In 1995, an average ATM processed 4,896 transactions per month with a value of $616,123. By 2004, that had reduced to 2,915 transactions per month with a value of $491,805 and today an average ATM processes 2,087 transactions with a value of $396,314.
The emergence of e-commerce as a threat to bricks and mortar retail is changing the way shoppers purchase and pay.
The development of payment card technology that dispenses with a PIN for transactions below $100 in value is changing the way shoppers pay.
This is true not just in Australia, but also in New Zealand. Over the past 3 years, an average credit card purchase in Australia has dropped from $144 to $135 whilst in New Zealand it has declined from $99 to $93.
That lower figure in New Zealand reflects that New Zealanders are already far more likely to use cards for small value purchases rather than cash – a result of historically lower card fees.
Forthcoming enhanced mobile payment technologies will further alter the way we pay.
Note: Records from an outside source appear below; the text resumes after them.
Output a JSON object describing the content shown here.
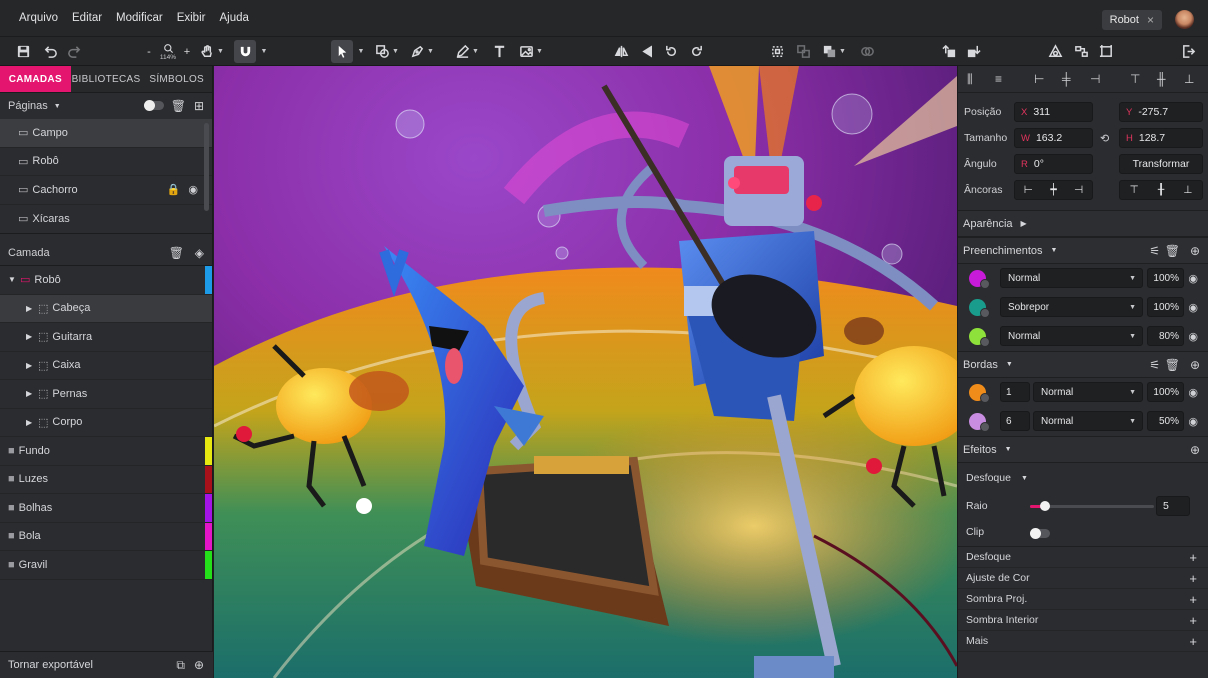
{
  "menu": [
    "Arquivo",
    "Editar",
    "Modificar",
    "Exibir",
    "Ajuda"
  ],
  "document_tab": {
    "label": "Robot",
    "close": "×"
  },
  "toolbar": {
    "zoom": "114%",
    "zoom_minus": "-",
    "zoom_plus": "+"
  },
  "left": {
    "tabs": [
      "CAMADAS",
      "BIBLIOTECAS",
      "SÍMBOLOS"
    ],
    "pages_title": "Páginas",
    "pages": [
      {
        "label": "Campo",
        "selected": true
      },
      {
        "label": "Robô"
      },
      {
        "label": "Cachorro",
        "locked": true,
        "hidden": true
      },
      {
        "label": "Xícaras"
      }
    ],
    "layer_title": "Camada",
    "layers": [
      {
        "label": "Robô",
        "level": 0,
        "type": "artboard",
        "expanded": true,
        "color": "#1e9be8"
      },
      {
        "label": "Cabeça",
        "level": 1,
        "type": "group",
        "selected": true
      },
      {
        "label": "Guitarra",
        "level": 1,
        "type": "group"
      },
      {
        "label": "Caixa",
        "level": 1,
        "type": "group"
      },
      {
        "label": "Pernas",
        "level": 1,
        "type": "group"
      },
      {
        "label": "Corpo",
        "level": 1,
        "type": "group"
      },
      {
        "label": "Fundo",
        "level": 0,
        "type": "folder",
        "color": "#e6e80f"
      },
      {
        "label": "Luzes",
        "level": 0,
        "type": "folder",
        "color": "#a8101a"
      },
      {
        "label": "Bolhas",
        "level": 0,
        "type": "folder",
        "color": "#a514e6"
      },
      {
        "label": "Bola",
        "level": 0,
        "type": "folder",
        "color": "#e414c8"
      },
      {
        "label": "Gravil",
        "level": 0,
        "type": "folder",
        "color": "#23e01a"
      }
    ],
    "footer": "Tornar exportável"
  },
  "right": {
    "position": {
      "label": "Posição",
      "x": "311",
      "y": "-275.7"
    },
    "size": {
      "label": "Tamanho",
      "w": "163.2",
      "h": "128.7"
    },
    "angle": {
      "label": "Ângulo",
      "r": "0°",
      "transform": "Transformar"
    },
    "anchors": {
      "label": "Âncoras"
    },
    "appearance": "Aparência",
    "fills_title": "Preenchimentos",
    "fills": [
      {
        "color": "#c81ad9",
        "mode": "Normal",
        "opacity": "100%"
      },
      {
        "color": "#1a9c8c",
        "mode": "Sobrepor",
        "opacity": "100%"
      },
      {
        "color": "#8ee03a",
        "mode": "Normal",
        "opacity": "80%"
      }
    ],
    "borders_title": "Bordas",
    "borders": [
      {
        "color": "#f08c1a",
        "width": "1",
        "mode": "Normal",
        "opacity": "100%"
      },
      {
        "color": "#c88ce0",
        "width": "6",
        "mode": "Normal",
        "opacity": "50%"
      }
    ],
    "effects_title": "Efeitos",
    "blur": {
      "title": "Desfoque",
      "radius_label": "Raio",
      "radius": "5",
      "radius_fraction": 0.12,
      "clip_label": "Clip"
    },
    "more_effects": [
      "Desfoque",
      "Ajuste de Cor",
      "Sombra Proj.",
      "Sombra Interior",
      "Mais"
    ]
  },
  "labels_axis": {
    "x": "X",
    "y": "Y",
    "w": "W",
    "h": "H",
    "r": "R"
  }
}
The common feature is a digital payment product that reduces the need for cash.
The ATM will be around for a very long time. In part, this is because we will not see the cashless society for a very long time. Consumers still require cash and they demand the ability to access it when it suits them rather than when the bank is open.
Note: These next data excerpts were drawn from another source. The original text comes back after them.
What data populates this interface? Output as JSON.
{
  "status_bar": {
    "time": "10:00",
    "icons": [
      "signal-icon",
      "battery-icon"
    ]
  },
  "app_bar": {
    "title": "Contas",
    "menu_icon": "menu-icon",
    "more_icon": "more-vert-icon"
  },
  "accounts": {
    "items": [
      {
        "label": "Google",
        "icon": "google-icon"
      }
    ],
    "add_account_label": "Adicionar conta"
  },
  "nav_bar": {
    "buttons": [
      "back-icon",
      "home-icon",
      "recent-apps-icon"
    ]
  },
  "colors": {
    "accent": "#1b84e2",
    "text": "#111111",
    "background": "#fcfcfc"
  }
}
We continue to see enhancements such as cardless withdrawals and value-add features such as the ability to change a PIN and these satisfy our increasing requirements for convenience and flexibility.
In much the same way, the positioning of the bank branch has shifted from an account access centre with limited availability to a sales and service facility to cater for the increasingly complex needs of our changing lifestyles.
Once threatened by the ATM and the technology it represented, the branch today is recognised as not only a physical manifestation of the banking entity and the security it denotes, but a centre capable of delivering the more complex services needed by today’s society.
Maybe it is premature to predict the ultimate demise of the ATM, but its primary role as a dispenser of cash is less and less important as less and less cash is used. Is it just a matter of time until this staple of late 20th century banking morphs into something else, or even disappears entirely?